Elon Musk é um dos empresários entusiastas do IA | Foto: Divulgação

Você notou que quase nunca recebe, nas redes sociais, mensagens contra seu time de futebol? Não é coincidência, mas uma manipulação tão evidente quanto a que lhe direciona posts de viés político que reforçam o que você pensa sobre o mundo. 

Tudo por obra e graça dos tais algoritmos que mandam no Facebook, Instagram e X ( o ex-Twitter). Longe de servirem para ampliar o leque de visões, são programados para fazer com que tratemos de consumir mais produtos, serviços e ideias que preferimos.

O objetivo é fazer com que o usuário seja mais radical na defesa do seu time, do seu partido político, de suas preferências alimentares, religiosas, o que for. Seria ilusório pensar que algoritmos não são programados para enfatizar e divulgar visões de mundo mais adequadas às preferências dos donos das redes.

A lógica de entupir o consumidor com o que ele quer arrebentou com a visão romântica dos que viam na internet um instrumento de ampliação do conhecimento. Havia a ideia de que os horizontes seriam ampliados, cada um saberia das razões do outro, o que favoreceria o diálogo, o entendimento entre os que pensam de forma diferente. 

Evidentemente que somos livres para apurarmos informações sobre o que bem entendermos, nada impede um petista de buscar dados sobre bolsonaristas; e vice-versa. Mas o perigo não mora no que buscamos, ainda que mecanismos de busca façam uma hierarquização de respostas.
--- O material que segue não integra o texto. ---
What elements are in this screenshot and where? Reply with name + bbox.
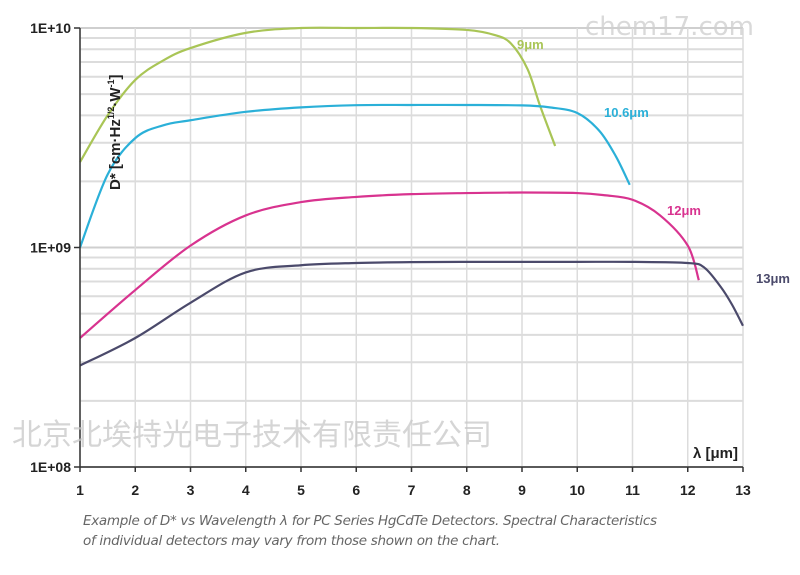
x-tick-label: 8 [463,482,471,498]
x-tick-label: 9 [518,482,526,498]
watermark-top: chem17.com [585,12,754,42]
x-tick-label: 7 [408,482,416,498]
x-tick-label: 1 [76,482,84,498]
y-axis-label: D* [cm·Hz1/2·W-1] [106,74,124,190]
x-tick-label: 3 [187,482,195,498]
x-tick-label: 2 [131,482,139,498]
series-label: 12μm [667,203,701,218]
y-tick-label: 1E+10 [30,20,71,36]
chart-caption: Example of D* vs Wavelength λ for PC Ser… [83,511,783,551]
series-lines [78,26,744,367]
series-label: 10.6μm [604,105,649,120]
y-tick-label: 1E+09 [30,240,71,256]
x-tick-label: 13 [735,482,751,498]
x-axis-label: λ [μm] [693,445,738,462]
x-tick-label: 11 [625,482,640,498]
x-tick-label: 4 [242,482,250,498]
watermark-middle: 北京北埃特光电子技术有限责任公司 [12,418,492,453]
caption-line-1: Example of D* vs Wavelength λ for PC Ser… [83,513,657,529]
y-tick-label: 1E+08 [30,459,71,475]
series-label: 9μm [517,37,544,52]
x-tick-label: 5 [297,482,305,498]
x-tick-label: 12 [680,482,696,498]
caption-line-2: of individual detectors may vary from th… [83,533,500,549]
series-line-13um [79,260,744,367]
series-line-9um [79,26,557,163]
x-tick-label: 6 [352,482,360,498]
series-labels: 9μm 10.6μm 12μm 13μm [517,37,790,286]
grid [79,27,744,468]
series-line-12um [79,191,700,339]
x-tick-label: 10 [569,482,585,498]
series-line-10.6um [78,103,631,248]
series-label: 13μm [756,271,790,286]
O problema está naquilo que recebemos sem pedir, de maneira automática. Exemplo pessoal: traumatizado pelo fiasco do Botafogo no último Brasileiro, resolvi diminuir a quantidade de informações sobre o clube que recebia via X. Descobri então que não havia decidido seguir muitos daqueles que postavam sobre meu time — o cardápio alvinegro me havia sido imposto pelos computadores programados pelos funcionários do Elon Musk.
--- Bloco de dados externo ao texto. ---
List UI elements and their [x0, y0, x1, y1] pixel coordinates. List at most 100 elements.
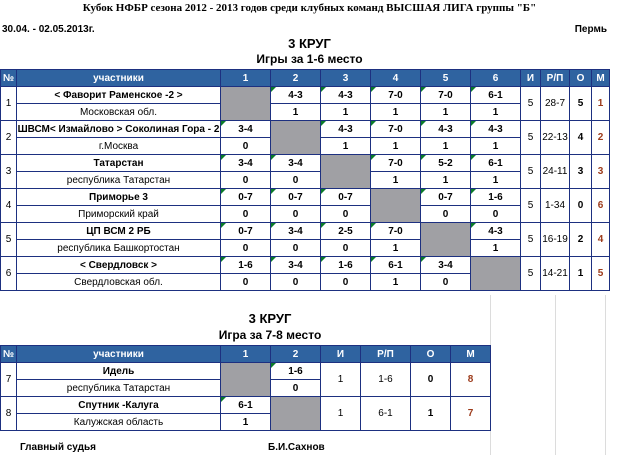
- score-diff: 16-19: [540, 222, 570, 257]
- page-title: Кубок НФБР сезона 2012 - 2013 годов сред…: [82, 2, 537, 14]
- match-score: 1-6: [270, 362, 321, 380]
- city-label: Пермь: [574, 24, 607, 35]
- team-name: Приморье 3: [16, 188, 221, 206]
- team-name: Идель: [16, 362, 221, 380]
- match-score: 6-1: [370, 256, 421, 274]
- s2-header-cell: участники: [16, 345, 221, 363]
- match-score: 3-4: [420, 256, 471, 274]
- match-point: 1: [220, 413, 271, 431]
- match-point: 1: [470, 171, 521, 189]
- team-number: 4: [0, 188, 17, 223]
- match-score: 1-6: [320, 256, 371, 274]
- match-point: 1: [370, 171, 421, 189]
- team-name: < Фаворит Раменское -2 >: [16, 86, 221, 104]
- match-point: 0: [320, 205, 371, 223]
- s2-header-cell: И: [320, 345, 361, 363]
- match-score: 0-7: [320, 188, 371, 206]
- match-point: 0: [220, 273, 271, 291]
- score-diff: 6-1: [360, 396, 411, 431]
- games-played: 5: [520, 256, 541, 291]
- s1-header-cell: М: [591, 69, 610, 87]
- match-point: 0: [320, 273, 371, 291]
- s2-header-cell: 1: [220, 345, 271, 363]
- match-point: 0: [270, 205, 321, 223]
- match-score: 2-5: [320, 222, 371, 240]
- sheet-column-line: [555, 295, 556, 455]
- match-score: 3-4: [270, 256, 321, 274]
- match-score: 0-7: [420, 188, 471, 206]
- match-point: 1: [470, 103, 521, 121]
- match-score: 1-6: [470, 188, 521, 206]
- match-point: 0: [220, 205, 271, 223]
- match-point: 1: [420, 103, 471, 121]
- s2-header-row: № участники 1 2 И Р/П О М: [0, 345, 491, 363]
- match-point: 1: [420, 171, 471, 189]
- s2-team-row-sub: республика Татарстан 0: [1, 379, 491, 397]
- match-point: 1: [320, 103, 371, 121]
- s1-header-cell: И: [520, 69, 541, 87]
- team-region: республика Татарстан: [16, 171, 221, 189]
- s2-header-cell: №: [0, 345, 17, 363]
- final-place: 5: [591, 256, 610, 291]
- s1-team-row-sub: г.Москва 0 1 1 1 1: [1, 137, 610, 155]
- total-points: 0: [569, 188, 592, 223]
- team-name: Татарстан: [16, 154, 221, 172]
- score-diff: 14-21: [540, 256, 570, 291]
- match-point: 0: [220, 137, 271, 155]
- s2-team-row: 8 Спутник -Калуга 6-1 1 6-1 1 7: [0, 396, 491, 431]
- empty-cell: [320, 154, 371, 189]
- final-place: 1: [591, 86, 610, 121]
- games-played: 5: [520, 222, 541, 257]
- final-place: 7: [450, 396, 491, 431]
- s1-team-row: 3 Татарстан 3-4 3-4 7-0 5-2 6-1 5 24-11 3 3: [0, 154, 610, 189]
- games-played: 5: [520, 86, 541, 121]
- s1-header-cell: 2: [270, 69, 321, 87]
- match-score: 3-4: [270, 222, 321, 240]
- empty-cell: [270, 396, 321, 431]
- team-name: < Свердловск >: [16, 256, 221, 274]
- team-number: 1: [0, 86, 17, 121]
- match-point: 1: [370, 239, 421, 257]
- team-name: ЦП ВСМ 2 РБ: [16, 222, 221, 240]
- empty-cell: [470, 256, 521, 291]
- match-score: 6-1: [470, 154, 521, 172]
- section1-round: 3 КРУГ: [288, 36, 331, 51]
- s1-team-row: 1 < Фаворит Раменское -2 >4-3 4-3 7-0 7-0 6-1…: [0, 86, 610, 121]
- score-diff: 1-34: [540, 188, 570, 223]
- s1-team-row: 5 ЦП ВСМ 2 РБ 0-7 3-4 2-5 7-0 4-3 5 16-19 2 4: [0, 222, 610, 257]
- final-place: 2: [591, 120, 610, 155]
- match-score: 4-3: [470, 222, 521, 240]
- empty-cell: [220, 86, 271, 121]
- match-score: 4-3: [420, 120, 471, 138]
- s1-header-cell: 4: [370, 69, 421, 87]
- match-point: 1: [270, 103, 321, 121]
- games-played: 5: [520, 120, 541, 155]
- s2-header-cell: М: [450, 345, 491, 363]
- section2-subtitle: Игра за 7-8 место: [218, 328, 322, 342]
- s1-header-cell: участники: [16, 69, 221, 87]
- match-point: 0: [420, 205, 471, 223]
- s1-team-row: 6 < Свердловск >1-6 3-4 1-6 6-1 3-4 5 14-21 1 5: [0, 256, 610, 291]
- match-point: 0: [470, 205, 521, 223]
- s1-header-cell: Р/П: [540, 69, 570, 87]
- match-score: 4-3: [470, 120, 521, 138]
- match-score: 3-4: [220, 154, 271, 172]
- match-score: 0-7: [220, 188, 271, 206]
- match-score: 7-0: [370, 120, 421, 138]
- chief-judge-name: Б.И.Сахнов: [268, 442, 325, 453]
- s1-header-row: № участники 1 2 3 4 5 6 И Р/П О М: [0, 69, 610, 87]
- match-point: 1: [320, 137, 371, 155]
- team-region: Калужская область: [16, 413, 221, 431]
- match-point: 1: [420, 137, 471, 155]
- match-score: 3-4: [220, 120, 271, 138]
- team-name: ШВСМ< Измайлово > Соколиная Гора - 2: [16, 120, 221, 138]
- s1-header-cell: О: [569, 69, 592, 87]
- team-name: Спутник -Калуга: [16, 396, 221, 414]
- s1-team-row: 2 ШВСМ< Измайлово > Соколиная Гора - 2 3-4…: [0, 120, 610, 155]
- match-score: 0-7: [270, 188, 321, 206]
- score-diff: 24-11: [540, 154, 570, 189]
- total-points: 3: [569, 154, 592, 189]
- match-score: 4-3: [320, 120, 371, 138]
- match-point: 1: [370, 103, 421, 121]
- total-points: 1: [569, 256, 592, 291]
O direcionamento parte de um princípio comercial, o de oferecer produtos e serviços que correspondam aos desejos e capacidade de compra de cada cliente: veganos não recebem anúncios e postagens sobre churrascos. Mas o mesmo mecanismo de filtragem foi aplicado na política. E foi aí que a Terra começou a ficar plana; e a extrema direita mundial tem o mérito de ter entendido primeiro que curvas poderiam ser apresentadas como retas.

Um outro exemplo: por aqui, quem não gostava da esquerda e não rejeitava de todo aquele ex-capitão do Exército começou a ser inundado de mensagens bolsonaristas e antipetistas.  Posts numa variedade e numa quantidade que faziam o destinatário se convencer de que praticamente todo mundo pensava como ele. Isso servia para ampliar e reiterar amores e, principalmente, ódios. Era tanta gente repetindo o mesmo conteúdo que não havia como duvidar do que estava escrito ou dito, nem mesmo as mais delirantes mentiras. Acreditava-se no que se queria acreditar, na fé compartilhada por um mesmo grupo.

Baseadas em tudo que escrevemos, comentamos ou curtimos, as redes sociais fazem uma espécie de jornal particular, um para cada um de nós. Isso aumenta nosso engajamento, desperta nossa vontade de consumir o que nos é entregue, mas, ao mesmo tempo, dificulta nossa possibilidade de conhecer o diferente, de ampliarmos nossas visões, de compreendermos quem pensa diferente. A raiva aumenta a adesão às redes, aumenta seus lucros.

Liberdade faz uma necessária rima com diversidade. É incompatível com a entrega de um cheque em branco para um grupo limitado de pessoas para que estas decidam o que nos será informado. Em suas bravatas contra o Supremo Tribunal Federal, Musk defende apenas sua liberdade de nos impor o que bem entende, sem qualquer responsabilidade pelo conteúdo, sem compromisso com os fatos — um veículo de comunicação também é responsável pelo que publica, isso tem que valer para as redes sociais.